Premium segment ise varlığını sürdürüyor. Tüketici, hâlâ kendini ödüllendirmek istiyor. Ancak fiyat-performans dengesinde sıkışan orta segment markalar, net bir değer önerisi sunamadığı sürece geride kalıyor.
Türkiye’de de Aynı Dönüşüm Yaşanıyor
Türkiye pazarında da özel markalı ürünlerin yükselişi dikkat çekiyor. Özellikle indirim marketlerinde, kaliteli ve uygun fiyatlı seçenekler ciddi bir ivme kazandı. Ancak yerli ve yabancı birçok orta segment marka, sadece eski marka bilinirliğine yaslanarak yoluna devam ediyor. Tüketiciye neden tercih edilmesi gerektiğini anlatamayan markalar için sadakat zayıflıyor. Ayrıca fiyatların sık değişmesi, bağlılığı daha da kırılgan hale getiriyor.

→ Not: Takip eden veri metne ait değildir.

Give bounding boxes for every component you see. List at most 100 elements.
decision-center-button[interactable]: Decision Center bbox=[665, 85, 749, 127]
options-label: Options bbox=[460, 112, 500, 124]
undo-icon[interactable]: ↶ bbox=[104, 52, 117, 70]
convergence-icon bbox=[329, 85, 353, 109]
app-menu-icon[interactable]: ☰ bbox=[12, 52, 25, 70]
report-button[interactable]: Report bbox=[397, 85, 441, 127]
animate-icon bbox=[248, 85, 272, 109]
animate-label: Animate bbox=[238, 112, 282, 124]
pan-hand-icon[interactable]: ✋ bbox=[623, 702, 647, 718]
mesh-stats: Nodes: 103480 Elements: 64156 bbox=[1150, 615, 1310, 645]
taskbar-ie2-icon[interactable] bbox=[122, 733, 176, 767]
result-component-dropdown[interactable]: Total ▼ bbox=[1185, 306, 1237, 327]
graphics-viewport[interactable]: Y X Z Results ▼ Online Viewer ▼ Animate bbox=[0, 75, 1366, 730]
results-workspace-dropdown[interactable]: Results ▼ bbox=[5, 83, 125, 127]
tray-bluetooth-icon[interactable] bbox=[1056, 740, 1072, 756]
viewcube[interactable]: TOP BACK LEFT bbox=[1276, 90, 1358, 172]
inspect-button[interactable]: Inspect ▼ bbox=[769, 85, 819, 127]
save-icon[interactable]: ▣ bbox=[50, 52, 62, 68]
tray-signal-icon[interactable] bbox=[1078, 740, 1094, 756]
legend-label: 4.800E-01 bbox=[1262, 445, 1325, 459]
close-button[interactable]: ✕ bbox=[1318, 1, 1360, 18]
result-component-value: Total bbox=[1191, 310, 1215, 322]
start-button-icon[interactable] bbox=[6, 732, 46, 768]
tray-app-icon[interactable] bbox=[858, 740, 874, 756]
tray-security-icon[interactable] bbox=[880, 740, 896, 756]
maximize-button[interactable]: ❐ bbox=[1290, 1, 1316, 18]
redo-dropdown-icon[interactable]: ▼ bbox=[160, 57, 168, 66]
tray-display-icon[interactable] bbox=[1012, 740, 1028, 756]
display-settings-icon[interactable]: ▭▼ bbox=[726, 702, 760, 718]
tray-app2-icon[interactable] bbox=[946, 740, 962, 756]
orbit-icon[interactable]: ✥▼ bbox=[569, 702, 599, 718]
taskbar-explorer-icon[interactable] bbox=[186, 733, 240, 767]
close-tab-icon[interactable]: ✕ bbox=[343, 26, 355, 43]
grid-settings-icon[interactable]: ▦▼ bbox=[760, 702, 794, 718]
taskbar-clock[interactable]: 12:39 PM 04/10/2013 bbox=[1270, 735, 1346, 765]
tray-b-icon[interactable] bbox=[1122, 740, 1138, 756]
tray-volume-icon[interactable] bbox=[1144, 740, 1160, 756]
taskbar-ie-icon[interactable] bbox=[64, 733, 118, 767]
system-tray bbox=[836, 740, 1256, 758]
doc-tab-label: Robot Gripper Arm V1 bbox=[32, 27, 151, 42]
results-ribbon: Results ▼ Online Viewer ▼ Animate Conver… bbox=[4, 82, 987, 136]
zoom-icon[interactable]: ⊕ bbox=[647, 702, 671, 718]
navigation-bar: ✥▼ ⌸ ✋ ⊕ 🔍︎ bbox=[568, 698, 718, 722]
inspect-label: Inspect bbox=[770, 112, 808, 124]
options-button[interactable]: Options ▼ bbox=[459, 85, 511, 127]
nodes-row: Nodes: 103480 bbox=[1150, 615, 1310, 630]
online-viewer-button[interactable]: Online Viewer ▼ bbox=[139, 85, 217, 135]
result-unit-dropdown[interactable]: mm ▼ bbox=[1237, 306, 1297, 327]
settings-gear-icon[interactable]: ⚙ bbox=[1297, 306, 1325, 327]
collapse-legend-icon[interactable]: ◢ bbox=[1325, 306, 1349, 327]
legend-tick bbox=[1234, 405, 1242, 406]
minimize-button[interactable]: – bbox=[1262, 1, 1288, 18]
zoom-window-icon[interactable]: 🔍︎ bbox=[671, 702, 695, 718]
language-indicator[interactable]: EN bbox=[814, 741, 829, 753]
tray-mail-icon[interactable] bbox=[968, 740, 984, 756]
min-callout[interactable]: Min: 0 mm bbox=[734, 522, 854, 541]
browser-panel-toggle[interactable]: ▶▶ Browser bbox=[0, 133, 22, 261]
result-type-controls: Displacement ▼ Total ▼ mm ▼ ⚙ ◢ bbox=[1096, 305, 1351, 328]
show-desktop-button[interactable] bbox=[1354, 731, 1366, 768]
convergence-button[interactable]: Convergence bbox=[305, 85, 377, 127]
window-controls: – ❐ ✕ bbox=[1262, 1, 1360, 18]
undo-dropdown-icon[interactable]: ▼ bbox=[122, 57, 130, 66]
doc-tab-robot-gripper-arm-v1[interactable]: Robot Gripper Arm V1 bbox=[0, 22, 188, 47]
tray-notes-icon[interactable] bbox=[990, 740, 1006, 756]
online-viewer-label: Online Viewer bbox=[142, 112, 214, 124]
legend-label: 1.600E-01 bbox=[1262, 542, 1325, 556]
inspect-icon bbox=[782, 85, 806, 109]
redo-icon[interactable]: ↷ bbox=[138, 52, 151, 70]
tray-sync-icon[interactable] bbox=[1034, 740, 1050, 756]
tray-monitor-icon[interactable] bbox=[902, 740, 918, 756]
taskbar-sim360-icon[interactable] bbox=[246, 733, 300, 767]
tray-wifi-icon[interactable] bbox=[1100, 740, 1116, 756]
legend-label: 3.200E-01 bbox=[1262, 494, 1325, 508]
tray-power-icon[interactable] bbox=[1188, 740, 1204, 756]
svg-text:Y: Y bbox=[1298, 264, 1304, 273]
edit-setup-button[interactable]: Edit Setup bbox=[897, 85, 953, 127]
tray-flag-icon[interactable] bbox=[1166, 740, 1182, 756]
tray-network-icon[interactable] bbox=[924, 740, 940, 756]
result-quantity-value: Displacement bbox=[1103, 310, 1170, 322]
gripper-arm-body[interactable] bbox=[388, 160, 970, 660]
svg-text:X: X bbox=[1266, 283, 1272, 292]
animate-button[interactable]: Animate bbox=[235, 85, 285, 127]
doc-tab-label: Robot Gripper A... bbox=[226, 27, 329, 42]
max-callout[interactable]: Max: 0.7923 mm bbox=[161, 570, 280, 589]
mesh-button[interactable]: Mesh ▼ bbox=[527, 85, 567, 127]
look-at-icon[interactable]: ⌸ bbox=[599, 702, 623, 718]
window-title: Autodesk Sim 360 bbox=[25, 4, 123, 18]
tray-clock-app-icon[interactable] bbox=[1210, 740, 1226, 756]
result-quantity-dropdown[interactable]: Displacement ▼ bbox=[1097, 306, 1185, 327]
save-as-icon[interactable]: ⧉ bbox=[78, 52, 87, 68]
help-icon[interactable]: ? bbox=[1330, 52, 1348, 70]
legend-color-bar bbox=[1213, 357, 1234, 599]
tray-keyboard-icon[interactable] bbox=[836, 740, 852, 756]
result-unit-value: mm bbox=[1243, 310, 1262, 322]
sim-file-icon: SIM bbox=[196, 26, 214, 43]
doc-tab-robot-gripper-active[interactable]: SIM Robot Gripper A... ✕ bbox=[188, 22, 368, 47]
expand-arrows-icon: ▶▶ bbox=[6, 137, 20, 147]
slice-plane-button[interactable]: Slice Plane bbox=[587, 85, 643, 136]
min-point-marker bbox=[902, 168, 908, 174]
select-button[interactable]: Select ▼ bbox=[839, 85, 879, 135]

2025’te Fark Yaratmanın Yolu: Değer Sunmak
Yeni dönemde markaların ayakta kalması için raflarda yer almak yetmeyecek. Tüketiciyle bağ kurabilen, farklılaşabilen ve bir anlam taşıyan markalar öne çıkacak.
Ürün kalitesi kadar hikâyesi de önem kazanacak.
Fiyat indirimi değil, değer önerisi tercih sebebi olacak.
Rekabet değil, tüketiciyle kurulan duygusal bağ belirleyici olacak.
2025 yılı, anlam odaklı büyümenin kapısını aralıyor. Kimliğini netleştiren ve tüketiciye gerçekten “neden bu marka” sorusunun cevabını sunabilenler, bu yeni dönemin kazananı olacak.